Does leadership matter?

There’s a strong argument that in most cases leaders don’t make much of a difference and that results are more due to the team:

Leader succession studies show that managerial change has little impact on team performance. In general, these studies support a skeptical view of the significance of organizational leaders (Thomas, 1993, pp. 126–128). Hogan et al. (1994, p. 494) claim that “some coaches can move from team to team transforming losers into winners is, for most people, evidence that leadership matters”. This statement is not concurrent with scientific evidence. Grusky (1963) examined the frequency of succession of managers of baseball teams and found that teams, which changed managers more frequently, tended to occupy lower positions. Gamson and Scotch (1964) found that managerial change had little impact on team performance. Eitzen and Yetman (1972) studied the impact of new team coaches in basketball and concluded that their performance could not be attributed to team coach succes- sions. Allen et al. (1979) found that changing managers had only a slight impact on baseball team performance. Brown (1982) reaches the same conclusion after studying football teams in USA. In their study of basketball teams Fizel and D’Itri (1999) found that winning, not efficiency was the key criterion used in determining managerial retention. When managers of losing teams were dismissed, the teams tended to do even worse. There is very little evidence that changes in top management in companies affect, in important ways, the magnitude of such traditional performance measures as sales, income and rates of return (Samuelson et al.,1985).

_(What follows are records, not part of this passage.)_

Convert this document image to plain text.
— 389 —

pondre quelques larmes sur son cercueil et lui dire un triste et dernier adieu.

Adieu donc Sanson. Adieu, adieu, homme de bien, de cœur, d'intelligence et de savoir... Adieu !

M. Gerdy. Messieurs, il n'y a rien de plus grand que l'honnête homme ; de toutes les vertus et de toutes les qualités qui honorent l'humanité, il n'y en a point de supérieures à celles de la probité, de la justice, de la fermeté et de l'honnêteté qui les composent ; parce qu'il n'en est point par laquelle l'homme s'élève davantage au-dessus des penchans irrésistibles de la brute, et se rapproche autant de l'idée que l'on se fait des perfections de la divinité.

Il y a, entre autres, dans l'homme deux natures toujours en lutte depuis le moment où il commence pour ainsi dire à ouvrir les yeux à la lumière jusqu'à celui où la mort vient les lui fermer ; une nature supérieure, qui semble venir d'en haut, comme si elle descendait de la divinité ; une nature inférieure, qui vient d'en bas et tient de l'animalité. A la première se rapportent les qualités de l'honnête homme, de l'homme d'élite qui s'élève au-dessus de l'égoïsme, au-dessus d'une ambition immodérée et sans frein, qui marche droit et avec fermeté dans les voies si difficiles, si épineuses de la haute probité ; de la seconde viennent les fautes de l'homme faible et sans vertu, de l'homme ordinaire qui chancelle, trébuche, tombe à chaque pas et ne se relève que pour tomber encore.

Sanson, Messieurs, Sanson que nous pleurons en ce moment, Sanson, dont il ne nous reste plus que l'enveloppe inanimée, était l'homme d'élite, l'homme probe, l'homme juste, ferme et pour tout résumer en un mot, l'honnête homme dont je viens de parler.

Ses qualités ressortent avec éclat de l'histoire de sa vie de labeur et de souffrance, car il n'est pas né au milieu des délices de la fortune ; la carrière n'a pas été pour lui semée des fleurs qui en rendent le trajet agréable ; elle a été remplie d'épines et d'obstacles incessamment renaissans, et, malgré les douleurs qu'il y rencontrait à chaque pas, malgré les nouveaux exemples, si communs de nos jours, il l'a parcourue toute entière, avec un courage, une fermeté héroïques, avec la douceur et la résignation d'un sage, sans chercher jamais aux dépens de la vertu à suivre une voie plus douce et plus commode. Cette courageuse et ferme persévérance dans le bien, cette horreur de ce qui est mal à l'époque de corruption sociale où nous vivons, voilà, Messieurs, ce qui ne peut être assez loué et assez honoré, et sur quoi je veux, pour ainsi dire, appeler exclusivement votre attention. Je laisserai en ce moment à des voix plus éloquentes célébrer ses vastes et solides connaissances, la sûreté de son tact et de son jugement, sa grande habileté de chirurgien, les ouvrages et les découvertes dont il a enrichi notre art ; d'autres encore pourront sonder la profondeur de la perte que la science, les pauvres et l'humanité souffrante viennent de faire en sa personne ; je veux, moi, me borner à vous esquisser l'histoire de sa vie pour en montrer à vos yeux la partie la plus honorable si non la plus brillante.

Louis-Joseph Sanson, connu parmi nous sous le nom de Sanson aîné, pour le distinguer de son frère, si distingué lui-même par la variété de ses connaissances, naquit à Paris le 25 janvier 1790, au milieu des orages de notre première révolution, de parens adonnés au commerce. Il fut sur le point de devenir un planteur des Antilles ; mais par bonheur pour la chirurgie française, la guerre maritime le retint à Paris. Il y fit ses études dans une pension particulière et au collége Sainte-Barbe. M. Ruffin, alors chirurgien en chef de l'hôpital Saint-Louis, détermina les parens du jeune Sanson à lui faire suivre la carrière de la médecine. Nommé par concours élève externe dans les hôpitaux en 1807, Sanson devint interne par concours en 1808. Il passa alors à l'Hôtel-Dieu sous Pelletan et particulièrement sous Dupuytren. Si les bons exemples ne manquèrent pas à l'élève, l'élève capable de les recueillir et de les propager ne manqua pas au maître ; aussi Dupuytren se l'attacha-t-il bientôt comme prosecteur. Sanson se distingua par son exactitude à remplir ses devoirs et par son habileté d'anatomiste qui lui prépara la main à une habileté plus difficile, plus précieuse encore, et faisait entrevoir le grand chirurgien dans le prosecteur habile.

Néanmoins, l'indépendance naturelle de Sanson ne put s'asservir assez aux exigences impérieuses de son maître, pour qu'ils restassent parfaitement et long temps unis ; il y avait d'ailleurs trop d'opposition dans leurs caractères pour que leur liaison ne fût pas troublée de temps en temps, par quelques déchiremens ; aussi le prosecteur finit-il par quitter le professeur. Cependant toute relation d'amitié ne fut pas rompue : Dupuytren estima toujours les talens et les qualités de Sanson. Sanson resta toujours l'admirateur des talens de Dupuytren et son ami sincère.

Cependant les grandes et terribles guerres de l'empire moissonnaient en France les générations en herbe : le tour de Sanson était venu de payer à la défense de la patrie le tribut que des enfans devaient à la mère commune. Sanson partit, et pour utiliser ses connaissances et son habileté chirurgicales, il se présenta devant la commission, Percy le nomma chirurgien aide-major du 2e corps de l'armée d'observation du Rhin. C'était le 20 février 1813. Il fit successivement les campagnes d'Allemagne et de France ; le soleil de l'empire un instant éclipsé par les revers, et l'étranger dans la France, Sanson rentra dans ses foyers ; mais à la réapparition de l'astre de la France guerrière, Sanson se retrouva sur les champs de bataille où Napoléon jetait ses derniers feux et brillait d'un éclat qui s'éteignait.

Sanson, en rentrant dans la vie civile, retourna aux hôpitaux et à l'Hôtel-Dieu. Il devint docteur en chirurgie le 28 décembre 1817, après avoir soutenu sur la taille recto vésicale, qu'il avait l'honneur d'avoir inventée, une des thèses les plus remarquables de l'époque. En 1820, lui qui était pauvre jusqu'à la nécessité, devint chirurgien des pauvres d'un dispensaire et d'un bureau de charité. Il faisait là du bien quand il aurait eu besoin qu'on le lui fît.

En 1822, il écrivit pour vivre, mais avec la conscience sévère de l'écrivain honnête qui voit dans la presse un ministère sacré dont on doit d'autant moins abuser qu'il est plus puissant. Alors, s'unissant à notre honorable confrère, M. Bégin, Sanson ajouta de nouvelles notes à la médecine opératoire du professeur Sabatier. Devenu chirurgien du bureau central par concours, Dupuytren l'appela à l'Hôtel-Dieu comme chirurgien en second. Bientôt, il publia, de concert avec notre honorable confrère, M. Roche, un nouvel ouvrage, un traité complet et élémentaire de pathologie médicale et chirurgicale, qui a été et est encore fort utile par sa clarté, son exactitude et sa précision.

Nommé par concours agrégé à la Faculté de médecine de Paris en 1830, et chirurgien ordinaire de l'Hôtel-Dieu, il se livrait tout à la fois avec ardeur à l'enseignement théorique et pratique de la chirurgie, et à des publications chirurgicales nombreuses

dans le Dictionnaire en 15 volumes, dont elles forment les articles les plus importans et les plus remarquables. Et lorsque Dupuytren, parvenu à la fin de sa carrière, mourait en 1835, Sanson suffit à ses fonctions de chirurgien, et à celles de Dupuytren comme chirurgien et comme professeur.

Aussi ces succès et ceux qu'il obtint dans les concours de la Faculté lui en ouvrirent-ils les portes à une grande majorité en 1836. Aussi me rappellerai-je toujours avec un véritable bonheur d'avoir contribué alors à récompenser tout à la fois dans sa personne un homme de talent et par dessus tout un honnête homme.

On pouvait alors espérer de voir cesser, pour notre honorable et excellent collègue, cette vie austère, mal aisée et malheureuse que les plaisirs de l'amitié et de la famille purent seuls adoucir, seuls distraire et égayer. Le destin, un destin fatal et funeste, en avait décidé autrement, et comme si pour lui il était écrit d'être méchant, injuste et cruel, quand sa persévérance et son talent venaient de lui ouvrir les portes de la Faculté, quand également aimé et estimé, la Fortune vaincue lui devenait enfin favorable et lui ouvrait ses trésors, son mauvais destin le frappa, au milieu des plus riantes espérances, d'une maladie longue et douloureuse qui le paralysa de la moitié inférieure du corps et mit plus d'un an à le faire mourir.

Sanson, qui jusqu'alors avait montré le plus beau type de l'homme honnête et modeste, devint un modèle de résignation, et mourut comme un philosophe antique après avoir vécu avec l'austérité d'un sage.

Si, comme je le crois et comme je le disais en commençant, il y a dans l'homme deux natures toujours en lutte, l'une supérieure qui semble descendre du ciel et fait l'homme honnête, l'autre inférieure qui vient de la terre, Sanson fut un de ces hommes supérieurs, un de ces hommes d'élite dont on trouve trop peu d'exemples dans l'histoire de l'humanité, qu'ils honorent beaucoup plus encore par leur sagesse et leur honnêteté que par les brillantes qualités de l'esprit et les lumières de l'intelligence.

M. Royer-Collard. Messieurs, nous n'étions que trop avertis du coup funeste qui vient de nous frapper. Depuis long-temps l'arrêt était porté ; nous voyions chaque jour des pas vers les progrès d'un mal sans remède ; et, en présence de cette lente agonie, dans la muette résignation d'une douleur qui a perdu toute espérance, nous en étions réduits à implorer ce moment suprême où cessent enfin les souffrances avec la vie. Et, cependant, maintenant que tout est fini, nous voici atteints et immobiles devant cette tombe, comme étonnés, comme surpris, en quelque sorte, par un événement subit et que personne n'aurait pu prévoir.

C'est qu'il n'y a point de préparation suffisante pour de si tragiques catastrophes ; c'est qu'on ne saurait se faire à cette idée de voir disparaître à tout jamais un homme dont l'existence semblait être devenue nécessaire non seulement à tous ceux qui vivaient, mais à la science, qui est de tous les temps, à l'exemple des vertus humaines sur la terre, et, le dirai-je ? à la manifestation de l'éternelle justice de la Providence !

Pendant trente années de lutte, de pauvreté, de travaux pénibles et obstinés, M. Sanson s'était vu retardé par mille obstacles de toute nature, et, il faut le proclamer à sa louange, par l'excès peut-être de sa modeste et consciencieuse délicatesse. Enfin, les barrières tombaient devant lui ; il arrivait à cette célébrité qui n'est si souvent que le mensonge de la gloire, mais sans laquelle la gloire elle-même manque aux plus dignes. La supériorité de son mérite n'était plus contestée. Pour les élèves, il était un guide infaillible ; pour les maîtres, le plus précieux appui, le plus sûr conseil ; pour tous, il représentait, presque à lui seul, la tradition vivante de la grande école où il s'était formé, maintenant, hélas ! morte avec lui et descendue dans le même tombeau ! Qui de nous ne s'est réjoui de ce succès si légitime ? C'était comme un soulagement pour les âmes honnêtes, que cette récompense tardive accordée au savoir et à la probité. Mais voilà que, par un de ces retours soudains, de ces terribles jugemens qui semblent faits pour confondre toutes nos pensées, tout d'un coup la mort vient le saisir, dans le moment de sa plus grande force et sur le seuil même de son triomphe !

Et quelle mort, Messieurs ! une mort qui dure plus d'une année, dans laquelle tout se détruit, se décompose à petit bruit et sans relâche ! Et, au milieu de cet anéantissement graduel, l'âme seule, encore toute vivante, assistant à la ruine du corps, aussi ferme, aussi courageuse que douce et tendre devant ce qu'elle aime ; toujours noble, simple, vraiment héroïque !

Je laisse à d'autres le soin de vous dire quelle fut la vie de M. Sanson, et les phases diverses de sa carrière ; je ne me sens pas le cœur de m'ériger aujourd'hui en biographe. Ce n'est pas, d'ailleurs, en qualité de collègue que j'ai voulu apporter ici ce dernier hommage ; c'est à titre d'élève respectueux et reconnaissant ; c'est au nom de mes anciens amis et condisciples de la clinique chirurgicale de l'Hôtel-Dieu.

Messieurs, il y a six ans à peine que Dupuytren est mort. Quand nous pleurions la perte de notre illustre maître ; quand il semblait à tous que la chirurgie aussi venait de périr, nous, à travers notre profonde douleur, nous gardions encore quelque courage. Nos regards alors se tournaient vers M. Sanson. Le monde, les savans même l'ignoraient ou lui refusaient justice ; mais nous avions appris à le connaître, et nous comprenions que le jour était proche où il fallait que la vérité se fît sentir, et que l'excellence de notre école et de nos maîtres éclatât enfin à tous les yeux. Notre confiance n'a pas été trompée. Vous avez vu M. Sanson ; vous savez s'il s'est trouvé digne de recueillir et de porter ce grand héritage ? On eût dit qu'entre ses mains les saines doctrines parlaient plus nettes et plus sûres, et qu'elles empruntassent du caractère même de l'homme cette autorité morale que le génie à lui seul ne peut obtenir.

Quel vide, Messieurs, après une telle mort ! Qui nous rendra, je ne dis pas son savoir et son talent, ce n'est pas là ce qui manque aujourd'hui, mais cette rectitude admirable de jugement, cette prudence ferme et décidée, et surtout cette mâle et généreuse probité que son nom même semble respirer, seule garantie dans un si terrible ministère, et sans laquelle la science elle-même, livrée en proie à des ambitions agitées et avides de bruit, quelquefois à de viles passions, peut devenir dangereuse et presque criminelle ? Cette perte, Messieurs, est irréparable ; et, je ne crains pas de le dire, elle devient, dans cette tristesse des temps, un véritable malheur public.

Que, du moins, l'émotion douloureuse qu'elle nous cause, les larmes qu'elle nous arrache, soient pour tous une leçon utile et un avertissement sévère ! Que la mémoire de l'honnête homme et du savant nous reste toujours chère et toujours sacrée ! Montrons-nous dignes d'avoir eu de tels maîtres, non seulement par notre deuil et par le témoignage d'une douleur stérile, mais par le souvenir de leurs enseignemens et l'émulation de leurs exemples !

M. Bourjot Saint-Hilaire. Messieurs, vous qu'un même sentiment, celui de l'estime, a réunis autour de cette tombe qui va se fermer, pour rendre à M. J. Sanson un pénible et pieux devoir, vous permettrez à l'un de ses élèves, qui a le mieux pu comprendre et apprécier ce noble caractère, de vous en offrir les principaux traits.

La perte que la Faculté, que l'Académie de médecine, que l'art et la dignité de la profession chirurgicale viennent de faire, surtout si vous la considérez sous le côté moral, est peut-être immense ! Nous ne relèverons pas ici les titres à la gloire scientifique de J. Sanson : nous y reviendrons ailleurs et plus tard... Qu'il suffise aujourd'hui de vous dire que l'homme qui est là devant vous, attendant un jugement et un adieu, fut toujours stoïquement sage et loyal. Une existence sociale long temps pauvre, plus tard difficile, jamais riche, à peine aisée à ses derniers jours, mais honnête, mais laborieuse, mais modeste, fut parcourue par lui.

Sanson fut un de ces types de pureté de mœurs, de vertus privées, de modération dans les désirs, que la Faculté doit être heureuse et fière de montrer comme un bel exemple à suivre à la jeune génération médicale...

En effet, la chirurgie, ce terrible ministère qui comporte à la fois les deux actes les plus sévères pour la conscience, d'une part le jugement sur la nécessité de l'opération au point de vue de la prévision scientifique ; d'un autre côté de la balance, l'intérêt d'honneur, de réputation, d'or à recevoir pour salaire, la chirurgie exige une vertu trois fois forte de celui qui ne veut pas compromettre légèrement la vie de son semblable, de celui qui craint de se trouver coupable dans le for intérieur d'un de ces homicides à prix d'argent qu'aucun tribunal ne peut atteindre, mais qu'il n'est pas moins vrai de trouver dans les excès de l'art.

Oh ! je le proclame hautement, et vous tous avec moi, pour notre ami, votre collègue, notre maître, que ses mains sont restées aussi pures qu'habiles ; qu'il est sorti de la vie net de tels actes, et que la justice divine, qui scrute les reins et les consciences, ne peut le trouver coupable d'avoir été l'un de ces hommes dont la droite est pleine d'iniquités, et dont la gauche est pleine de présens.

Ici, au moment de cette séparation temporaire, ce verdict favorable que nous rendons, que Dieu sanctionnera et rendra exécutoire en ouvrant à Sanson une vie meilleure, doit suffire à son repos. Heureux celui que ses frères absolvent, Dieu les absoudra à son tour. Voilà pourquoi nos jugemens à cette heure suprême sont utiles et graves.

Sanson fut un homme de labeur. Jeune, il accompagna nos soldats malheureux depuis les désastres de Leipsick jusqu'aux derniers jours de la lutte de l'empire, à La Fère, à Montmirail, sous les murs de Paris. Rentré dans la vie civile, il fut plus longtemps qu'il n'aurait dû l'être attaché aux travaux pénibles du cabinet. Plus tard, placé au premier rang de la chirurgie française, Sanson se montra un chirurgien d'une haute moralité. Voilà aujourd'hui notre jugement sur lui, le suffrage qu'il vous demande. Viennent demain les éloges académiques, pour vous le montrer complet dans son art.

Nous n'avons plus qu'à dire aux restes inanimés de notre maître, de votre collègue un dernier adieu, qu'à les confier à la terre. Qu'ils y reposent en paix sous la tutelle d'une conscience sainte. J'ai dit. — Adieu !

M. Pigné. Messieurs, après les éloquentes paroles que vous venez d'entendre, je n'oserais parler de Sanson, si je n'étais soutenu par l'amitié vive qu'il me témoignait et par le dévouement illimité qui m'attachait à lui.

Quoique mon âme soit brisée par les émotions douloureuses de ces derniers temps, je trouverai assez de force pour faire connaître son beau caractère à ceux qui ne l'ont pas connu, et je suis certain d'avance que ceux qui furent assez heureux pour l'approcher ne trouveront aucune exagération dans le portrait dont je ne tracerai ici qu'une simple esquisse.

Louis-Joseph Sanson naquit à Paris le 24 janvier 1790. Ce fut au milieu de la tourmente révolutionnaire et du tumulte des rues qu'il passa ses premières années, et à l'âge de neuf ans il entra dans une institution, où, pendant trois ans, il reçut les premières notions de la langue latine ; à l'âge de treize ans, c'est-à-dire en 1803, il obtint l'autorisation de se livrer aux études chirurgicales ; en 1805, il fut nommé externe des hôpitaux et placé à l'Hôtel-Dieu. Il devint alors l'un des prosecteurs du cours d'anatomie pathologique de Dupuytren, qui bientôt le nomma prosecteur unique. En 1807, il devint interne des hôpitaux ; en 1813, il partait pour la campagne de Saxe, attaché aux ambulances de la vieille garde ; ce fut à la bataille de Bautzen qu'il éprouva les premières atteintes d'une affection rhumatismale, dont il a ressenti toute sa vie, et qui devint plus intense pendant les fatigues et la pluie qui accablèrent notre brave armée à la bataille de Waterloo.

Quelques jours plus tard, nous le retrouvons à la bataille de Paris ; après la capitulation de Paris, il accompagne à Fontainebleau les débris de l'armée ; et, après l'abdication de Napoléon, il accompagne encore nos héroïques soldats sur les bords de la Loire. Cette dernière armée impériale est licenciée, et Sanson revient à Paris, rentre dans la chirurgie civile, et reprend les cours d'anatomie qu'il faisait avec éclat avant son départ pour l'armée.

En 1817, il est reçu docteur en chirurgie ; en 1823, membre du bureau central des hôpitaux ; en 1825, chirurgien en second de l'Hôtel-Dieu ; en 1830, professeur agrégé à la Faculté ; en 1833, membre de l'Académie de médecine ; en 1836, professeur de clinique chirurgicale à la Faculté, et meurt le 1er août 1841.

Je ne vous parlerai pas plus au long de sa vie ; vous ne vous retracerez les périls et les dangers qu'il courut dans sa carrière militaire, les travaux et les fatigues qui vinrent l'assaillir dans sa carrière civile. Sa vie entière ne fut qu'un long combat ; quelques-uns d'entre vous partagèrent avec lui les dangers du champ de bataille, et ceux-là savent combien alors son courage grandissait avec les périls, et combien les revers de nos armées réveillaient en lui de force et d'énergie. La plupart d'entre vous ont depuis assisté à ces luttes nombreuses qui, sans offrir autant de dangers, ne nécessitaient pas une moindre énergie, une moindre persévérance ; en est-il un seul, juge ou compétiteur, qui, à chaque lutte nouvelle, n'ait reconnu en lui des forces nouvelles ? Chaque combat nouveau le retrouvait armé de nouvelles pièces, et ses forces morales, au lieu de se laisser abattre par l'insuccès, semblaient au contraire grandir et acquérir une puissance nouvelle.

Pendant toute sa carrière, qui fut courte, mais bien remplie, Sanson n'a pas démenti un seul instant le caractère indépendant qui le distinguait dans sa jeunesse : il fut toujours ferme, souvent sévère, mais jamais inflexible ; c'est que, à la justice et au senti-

Source: “Leadership, personality and effectiveness” from The Journal of Socio-Economics 35 (2006) 1078–1091


Leadership appears to have, however, far less impact on organizational effectiveness than commonly believed.

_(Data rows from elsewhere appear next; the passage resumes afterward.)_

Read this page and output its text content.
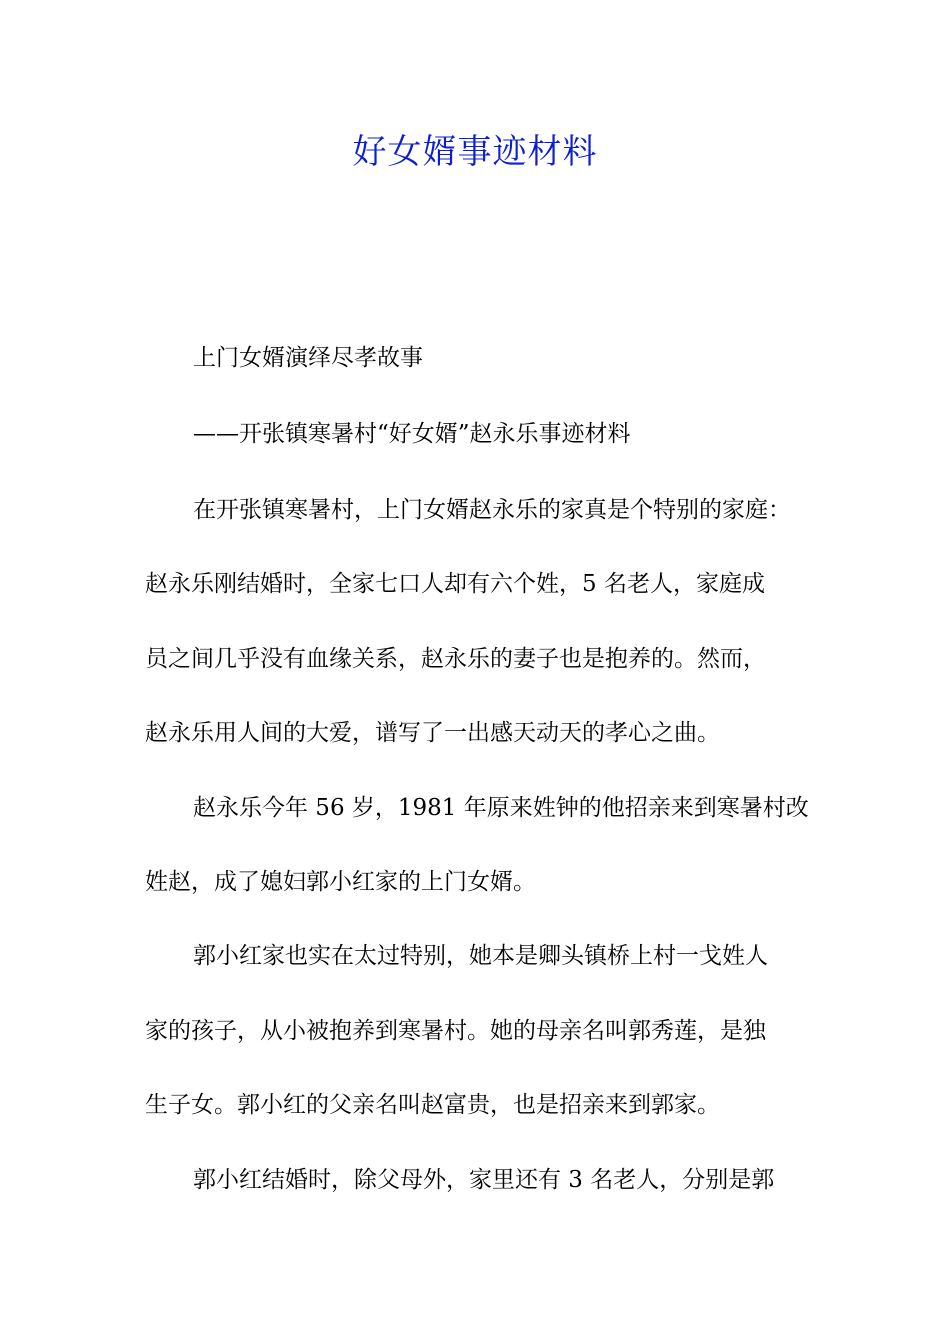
好女婿事迹材料
上门女婿演绎尽孝故事
——开张镇寒暑村“好女婿”赵永乐事迹材料
在开张镇寒暑村，上门女婿赵永乐的家真是个特别的家庭：
赵永乐刚结婚时，全家七口人却有六个姓，5 名老人，家庭成
员之间几乎没有血缘关系，赵永乐的妻子也是抱养的。然而，
赵永乐用人间的大爱，谱写了一出感天动天的孝心之曲。
赵永乐今年 56 岁，1981 年原来姓钟的他招亲来到寒暑村改
姓赵，成了媳妇郭小红家的上门女婿。
郭小红家也实在太过特别，她本是卿头镇桥上村一戈姓人
家的孩子，从小被抱养到寒暑村。她的母亲名叫郭秀莲，是独
生子女。郭小红的父亲名叫赵富贵，也是招亲来到郭家。
郭小红结婚时，除父母外，家里还有 3 名老人，分别是郭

The arguments presented here suggest the following conclusions: (1) on scientific ground no trait or traits are found which are universally related to leadership, (2) traits of leaders cannot explain organizational effectiveness, (3) there is a relationship between personality and leader behavior as between personality and behavior in general, and finally (4) leadership appears to have a minor impact on organizational effectiveness. The management of organizations is not about being or who you are. It is about acting and what you do and accomplish.

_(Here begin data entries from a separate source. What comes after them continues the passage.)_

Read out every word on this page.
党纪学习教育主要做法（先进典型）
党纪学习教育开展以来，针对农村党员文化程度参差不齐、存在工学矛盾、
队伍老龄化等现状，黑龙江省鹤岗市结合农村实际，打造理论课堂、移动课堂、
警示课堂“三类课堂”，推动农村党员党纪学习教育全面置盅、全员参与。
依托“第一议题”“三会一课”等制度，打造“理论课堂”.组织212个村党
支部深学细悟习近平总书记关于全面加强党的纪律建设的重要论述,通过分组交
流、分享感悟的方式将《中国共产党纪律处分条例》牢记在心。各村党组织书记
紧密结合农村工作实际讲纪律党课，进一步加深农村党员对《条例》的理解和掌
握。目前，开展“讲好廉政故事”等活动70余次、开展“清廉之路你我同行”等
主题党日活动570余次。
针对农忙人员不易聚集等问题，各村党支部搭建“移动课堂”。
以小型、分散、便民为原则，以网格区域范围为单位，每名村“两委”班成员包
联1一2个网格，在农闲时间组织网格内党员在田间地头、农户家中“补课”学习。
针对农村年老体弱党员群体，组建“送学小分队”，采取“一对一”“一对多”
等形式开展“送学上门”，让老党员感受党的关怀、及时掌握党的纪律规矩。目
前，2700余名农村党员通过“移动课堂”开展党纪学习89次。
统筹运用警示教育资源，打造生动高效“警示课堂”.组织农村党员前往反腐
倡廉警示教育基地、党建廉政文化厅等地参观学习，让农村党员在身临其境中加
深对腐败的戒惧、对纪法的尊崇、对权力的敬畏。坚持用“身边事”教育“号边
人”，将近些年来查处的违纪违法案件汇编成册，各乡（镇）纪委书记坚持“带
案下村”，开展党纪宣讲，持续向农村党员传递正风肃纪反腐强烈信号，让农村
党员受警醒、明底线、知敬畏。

I found that last sentence pretty interesting: “It is about acting” And more research backed that up. Good leaders adapt to the company — not the other way around:

However, Farkas and Wetlaufer (1996) found when studying 160 chief executives that the explicit leadership styles of management were not a reflection of personal style. In effective companies the CEOs did not simply adopt the leadership approach that suited their personalities, but instead adopted the approach that would best meet the needs of the organization and the business situation at hand (Farkas and Wetlaufer, 1996, p. 111). Farkas and Wetlaufer (1996) emphasize that they do not see leadership as a generic trait or that a person’s approach to leadership is solely a function of personality. Their research suggests that some very good leaders repress certain personality traits, or develop ones they were not born with, in order to run their organization effectively (Farkas and Wetlaufer, 1996, p. 114). Farkas and Wetlaufer (1996) hold that until scientists discover a gene for leadership the debate about personality will persist. This is unlikely to occur. Their research indicates that leaders are not driven by what they are like inside but by what the outside demands (Farkas and Wetlaufer, 1996, p. 114). Hartman (1999, p. 31) also found that personality factors could not predict and did not correlate with leadership practices. In fact, studies of leadership behavior show profound differences between leaders in areas like leadership style, decision-making style, conflict behavior, motivation and creativity to mention a few areas. Vinkenburg et al. (2001) focused on decision-making processes behind overt managerial behavior trying to find out why managers do things the way they do. Most academics agree that behavior is a function of both individual and situational factors. However, which of the two factors explains the most variance in behavior is still a topic of heated polemics (Vinkenburg et al., 2001, p. 218). Vinkenburg et al. (2001, p. 234) found that, in general, situational factors have a larger impact on the behavior choices of managers than personal factors.